JAKARTA, 25/4 - PELUNCURAN BATIK AIR. Seorang pramugari berdiri dengan latar belakang pesawat Batik Air dengan jenis Boeing 737-900 ER saat peluncurannya di Bandara Soekarno Hatta, Jakarta, Kamis (25/4). Batik Air yang merupakan anak perusahaan dari Lion Group akan melayani rute penerbangan pertama Jakarta-Manado pada 3 Mei 2013 . FOTO ANTARA/HO/Ari/spt/13

Keputusan Kementerian Perhubungan yang akan meratakan lalu lintas penerbangan di Bandara Soekarno-Hatta Jakarta dari 72 pergerakan per jam menjadi 60 pergerakan per jam rupanya mendapatkan tanggapan beragam dari maskapai penerbangan. Batik Air misalnya, perusahaan penerbangan milik Lion Group ini menolak dengan keras keputusan Kementerian Perhubungan.

Direktur Utama Batik Air Achmad Luthfie mengatakan bahwa pihaknya keberatan jika harus melepas penerbangan di jam-jam sibuk yang sudah mereka kantongi dan mengalihkannya ke jam-jam kosong. Alasannya, Batik Air lebih memprioritaskan jadwal penerbangan yang disukai oleh penumpang. “Bila jadi 60 penerbangan, ada 12 penerbangan yang dipangkas. Kami tidak mau,” kata dia.

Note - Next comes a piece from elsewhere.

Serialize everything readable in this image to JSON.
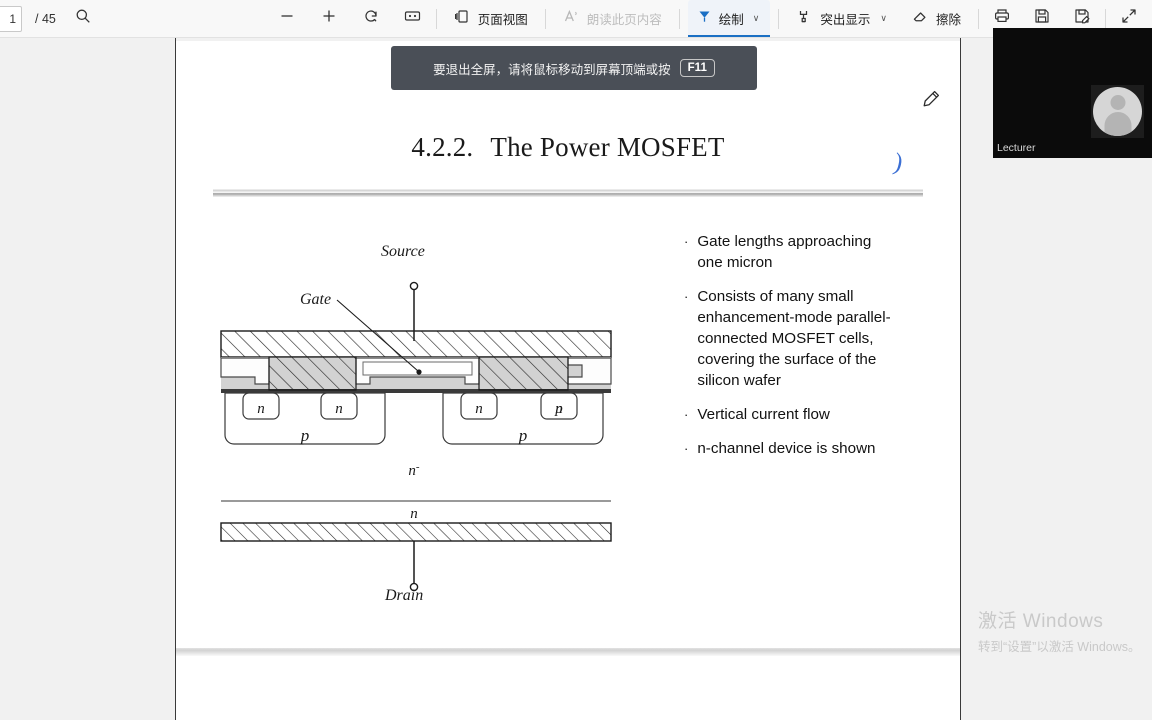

Menurut Luthfie, dengan kondisi Bandara Soekarno-Hatta yang sudah melayani 72 pergerakan per jam perlu menambah peralatan agar pergerakan pesawat bisa ditingkatkan, bukannya malah dikurangi menjadi 60 pergerakan per jam. Luthfie memberikan saran agar Bandara Soekarno-Hatta mencontoh Bandara London Heathrow di Inggris yang bisa menampung 90 pergerakan pesawat per jam menggunakan peralatan canggih.